Culture & cultures. Introduction

par Réda Benkirane et Erica Deuber Ziegler

Culture & cultures. Le s chantiers de l'ethno (Gollion: Infolio éditions / Genève: Musée d'ethnographie, coll. tabou 3, 2006.)

Ce livre collectif témoigne de l'éclatement actuel des sens que peut recouvrir la notion de culture et de ce que peut signifier pour un musée d'ethnographie le fait de traiter de cultures lointaines et proches à travers des objets et des thèmes d’ailleurs et d'ici, du passé et du présent. À quelle culture contribue un musée d’ethnographie en parlant de ces différentes cultures? Cette quête et cette interrogation interviennent dans une période de crise où il y a nécessité de redéfinir, d'une part, la fonction muséographique et, d'autre part, le travail anthropologique selon des pistes et des champs d'exploration nouveaux. Culture & cultures réunit ainsi quinze auteurs qui témoignent de leurs expériences muséographiques, apportent des éclairages variés et complémentaires et, enfin, exposent leurs interprétations qui ne manquent pas, parfois, d’être divergentes ou concurrentes entre elles.
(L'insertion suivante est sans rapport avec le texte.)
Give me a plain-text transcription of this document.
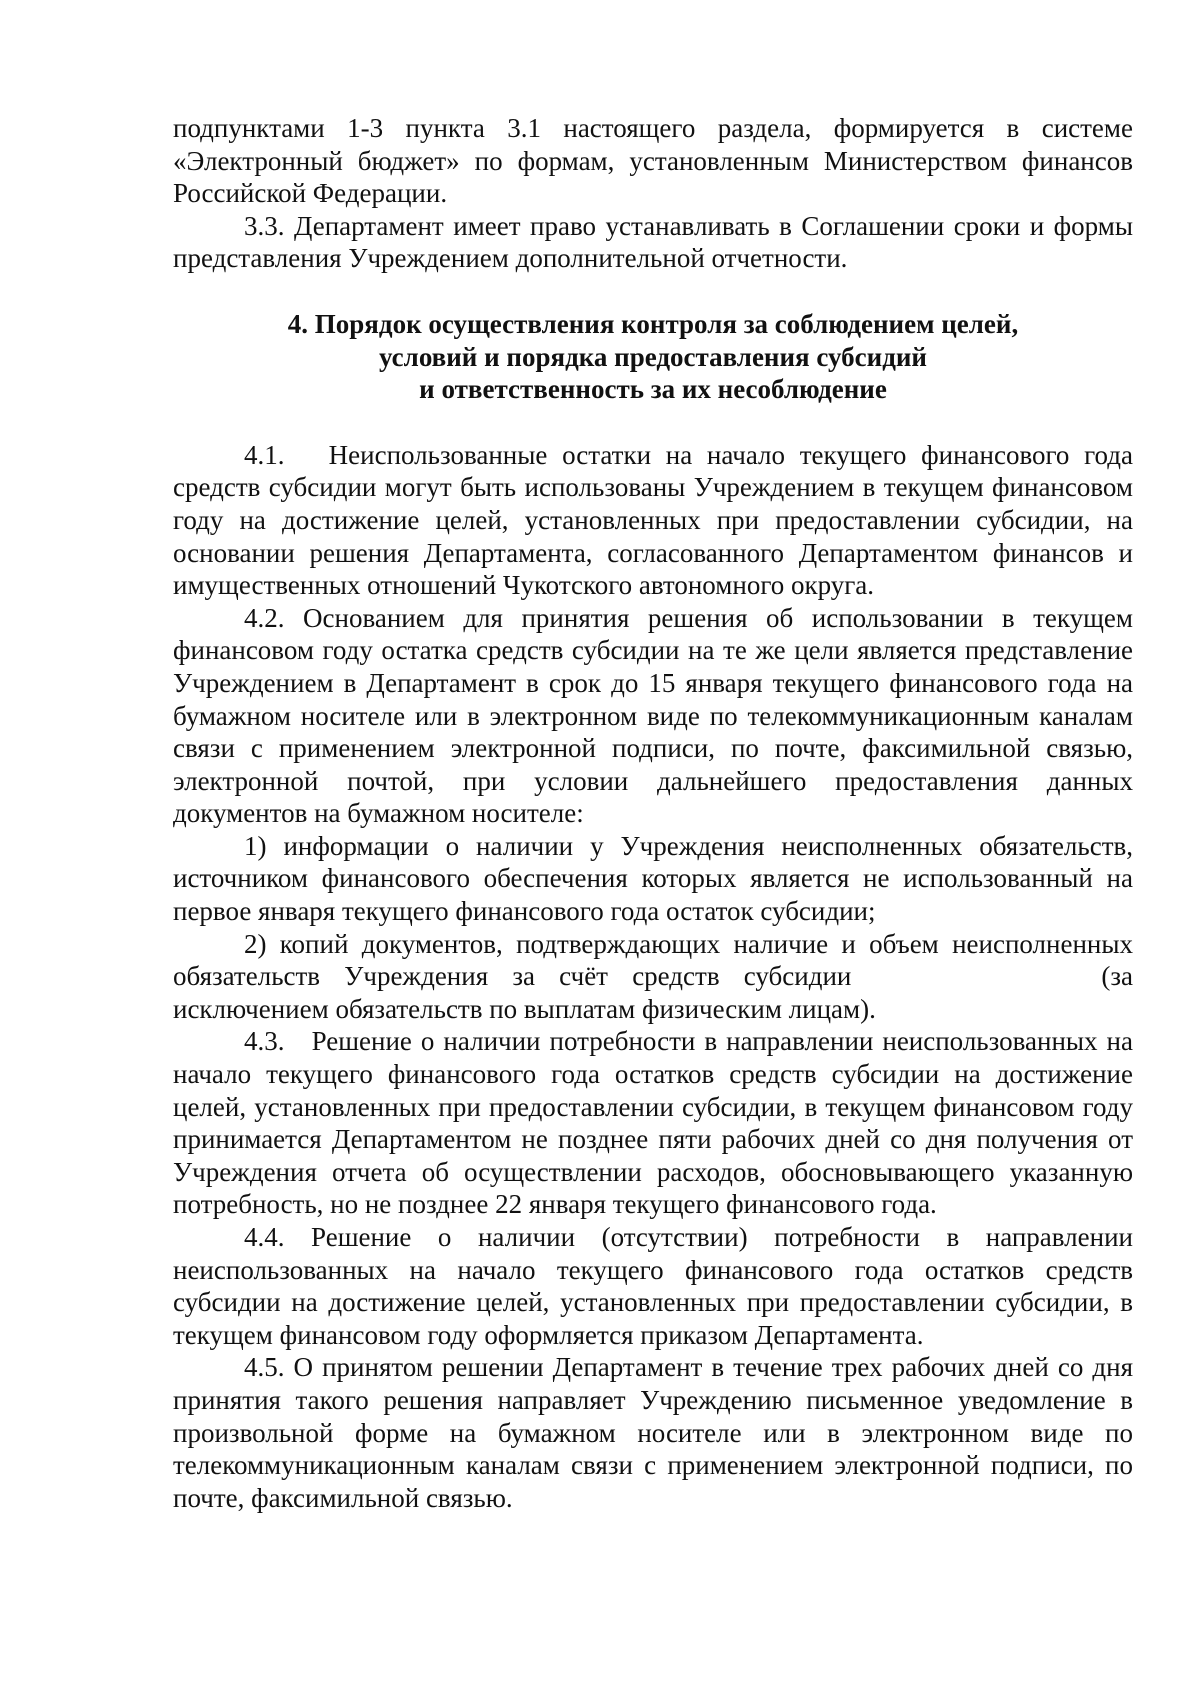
подпунктами 1-3 пункта 3.1 настоящего раздела, формируется в системе «Электронный бюджет» по формам, установленным Министерством финансов Российской Федерации.

3.3. Департамент имеет право устанавливать в Соглашении сроки и формы представления Учреждением дополнительной отчетности.

4. Порядок осуществления контроля за соблюдением целей,
условий и порядка предоставления субсидий
и ответственность за их несоблюдение

4.1.   Неиспользованные остатки на начало текущего финансового года средств субсидии могут быть использованы Учреждением в текущем финансовом году на достижение целей, установленных при предоставлении субсидии, на основании решения Департамента, согласованного Департаментом финансов и имущественных отношений Чукотского автономного округа.

4.2. Основанием для принятия решения об использовании в текущем финансовом году остатка средств субсидии на те же цели является представление Учреждением в Департамент в срок до 15 января текущего финансового года на бумажном носителе или в электронном виде по телекоммуникационным каналам связи с применением электронной подписи, по почте, факсимильной связью, электронной почтой, при условии дальнейшего предоставления данных документов на бумажном носителе:

1) информации о наличии у Учреждения неисполненных обязательств, источником финансового обеспечения которых является не использованный на первое января текущего финансового года остаток субсидии;

2) копий документов, подтверждающих наличие и объем неисполненных обязательств Учреждения за счёт средств субсидии	(за исключением обязательств по выплатам физическим лицам).

4.3.   Решение о наличии потребности в направлении неиспользованных на начало текущего финансового года остатков средств субсидии на достижение целей, установленных при предоставлении субсидии, в текущем финансовом году принимается Департаментом не позднее пяти рабочих дней со дня получения от Учреждения отчета об осуществлении расходов, обосновывающего указанную потребность, но не позднее 22 января текущего финансового года.

4.4. Решение о наличии (отсутствии) потребности в направлении неиспользованных на начало текущего финансового года остатков средств субсидии на достижение целей, установленных при предоставлении субсидии, в текущем финансовом году оформляется приказом Департамента.

4.5. О принятом решении Департамент в течение трех рабочих дней со дня принятия такого решения направляет Учреждению письменное уведомление в произвольной форме на бумажном носителе или в электронном виде по телекоммуникационным каналам связи с применением электронной подписи, по почте, факсимильной связью.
Le sujet du livre trouve sa toute première origine dans un colloque intitulé «Culture & cultures» organisé en 2001 par  le Musée d’ethnographie de Genève[1]. Il s’agissait alors de réfléchir au contenu d’un projet de nouveau musée[2], à la manière d’habiter son espace, d’organiser ses activités et d’honorer ses missions de service public: quels objectifs généraux voulait-on, quelles mise en place et présentation des objets et des cultures, quel choix des thèmes à aborder et, plus fondamentalement, quel sens voulait-on donner à l’action du musée, au travail ethnographique, aux relations entre humains et, en particulier, aux relations entre soi et les autres que ce travail engendre?
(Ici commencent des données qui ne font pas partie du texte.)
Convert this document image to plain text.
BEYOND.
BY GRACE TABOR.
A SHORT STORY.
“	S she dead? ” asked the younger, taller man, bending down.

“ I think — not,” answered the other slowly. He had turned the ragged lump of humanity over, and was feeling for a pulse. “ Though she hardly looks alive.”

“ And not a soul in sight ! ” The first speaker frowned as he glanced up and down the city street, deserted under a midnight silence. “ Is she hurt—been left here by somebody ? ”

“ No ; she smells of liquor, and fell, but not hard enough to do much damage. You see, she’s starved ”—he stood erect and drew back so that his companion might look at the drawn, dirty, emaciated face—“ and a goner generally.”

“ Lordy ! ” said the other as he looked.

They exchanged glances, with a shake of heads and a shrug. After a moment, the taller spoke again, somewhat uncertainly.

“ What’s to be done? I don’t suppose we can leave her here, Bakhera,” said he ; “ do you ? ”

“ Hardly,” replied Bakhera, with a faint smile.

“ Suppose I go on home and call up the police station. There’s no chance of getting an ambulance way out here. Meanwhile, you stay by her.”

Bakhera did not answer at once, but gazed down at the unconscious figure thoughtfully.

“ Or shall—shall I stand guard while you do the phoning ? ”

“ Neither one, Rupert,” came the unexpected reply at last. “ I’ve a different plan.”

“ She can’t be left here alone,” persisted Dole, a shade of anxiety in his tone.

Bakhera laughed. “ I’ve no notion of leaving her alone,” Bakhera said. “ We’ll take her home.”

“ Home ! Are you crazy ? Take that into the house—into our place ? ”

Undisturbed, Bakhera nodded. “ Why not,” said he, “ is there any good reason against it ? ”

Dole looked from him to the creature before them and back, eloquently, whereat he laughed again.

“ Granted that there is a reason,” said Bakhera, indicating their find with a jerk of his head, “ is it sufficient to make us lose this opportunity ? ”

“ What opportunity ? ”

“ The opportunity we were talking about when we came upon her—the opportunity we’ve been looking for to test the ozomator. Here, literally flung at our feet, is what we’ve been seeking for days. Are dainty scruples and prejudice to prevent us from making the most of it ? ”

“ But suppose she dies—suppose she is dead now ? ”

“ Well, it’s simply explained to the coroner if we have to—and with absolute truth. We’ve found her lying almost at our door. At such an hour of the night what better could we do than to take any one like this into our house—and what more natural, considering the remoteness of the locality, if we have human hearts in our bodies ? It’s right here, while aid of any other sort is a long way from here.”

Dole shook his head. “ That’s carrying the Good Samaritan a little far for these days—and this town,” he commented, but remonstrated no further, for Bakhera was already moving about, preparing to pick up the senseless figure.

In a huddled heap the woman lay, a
Il avait paru utile aux organisateurs du colloque de s’arrêter un moment sur les questions liées à l’usage indistinct d’un mot devenu omniprésent: «culture».

Le Musée d’ethnographie de Genève avait repris à son compte bon nombre des questions posées par les ethnologues: Fallait-il «brûler les musées d’ethnographie», comme se le demandait Jean Jamin en 1998? Fallait-il les démanteler, comme on était alors en train de l’entreprendre à Paris avec le Musée de l’Homme et le Musée des Arts Africains et Océaniens? Les remplacer par des musées d’art ou intégrer leurs collections dans ceux-ci, comme on venait de le faire au Louvre ou qu’on s’apprêtait à le faire au Musée des «arts premiers», futur musée du quai Branly? Devait-on, comme on le pratiquait avec brio au Musée d’ethnographie de Neuchâtel, en déconstruire inlassablement l’objet, dans une quête historiographique et épistémologique des conditions de leur constitution et du propos ethnologique? Était-il opportun de rebaptiser l’institution, comme le font aujourd'hui la plupart des musées, dits des «civilisations», des «cultures du monde», de «société»{C}[3]{C}, en neutralisant ainsi le qualificatif d'«ethnographie», apparemment déprécié du fait de sa connotation coloniale? Fallait-il, plus ambitieusement, devenir un centre d'interprétation du patrimoine mondial, en abattant au passage les barrières existant entre l'ethnographie d'ici et d'ailleurs? Ces problèmes étaient ceux que les musées d’ethnographie avaient hérités de leur propre histoire et qu’ils projetaient vers l’extérieur.

Depuis une quinzaine d’années, la position occupée par les musées d’ethnographie dans le champ culturel était effectivement en crise. Les difficultés rencontrées étaient liées à une série de transformations profondes survenues dans l’histoire contemporaine: libération politique des peuples, émancipation sociale, progression de la démocratie et des droits de l’homme, globalisation économique, élargissement de la notion de patrimoine et de l’accès populaire à la culture.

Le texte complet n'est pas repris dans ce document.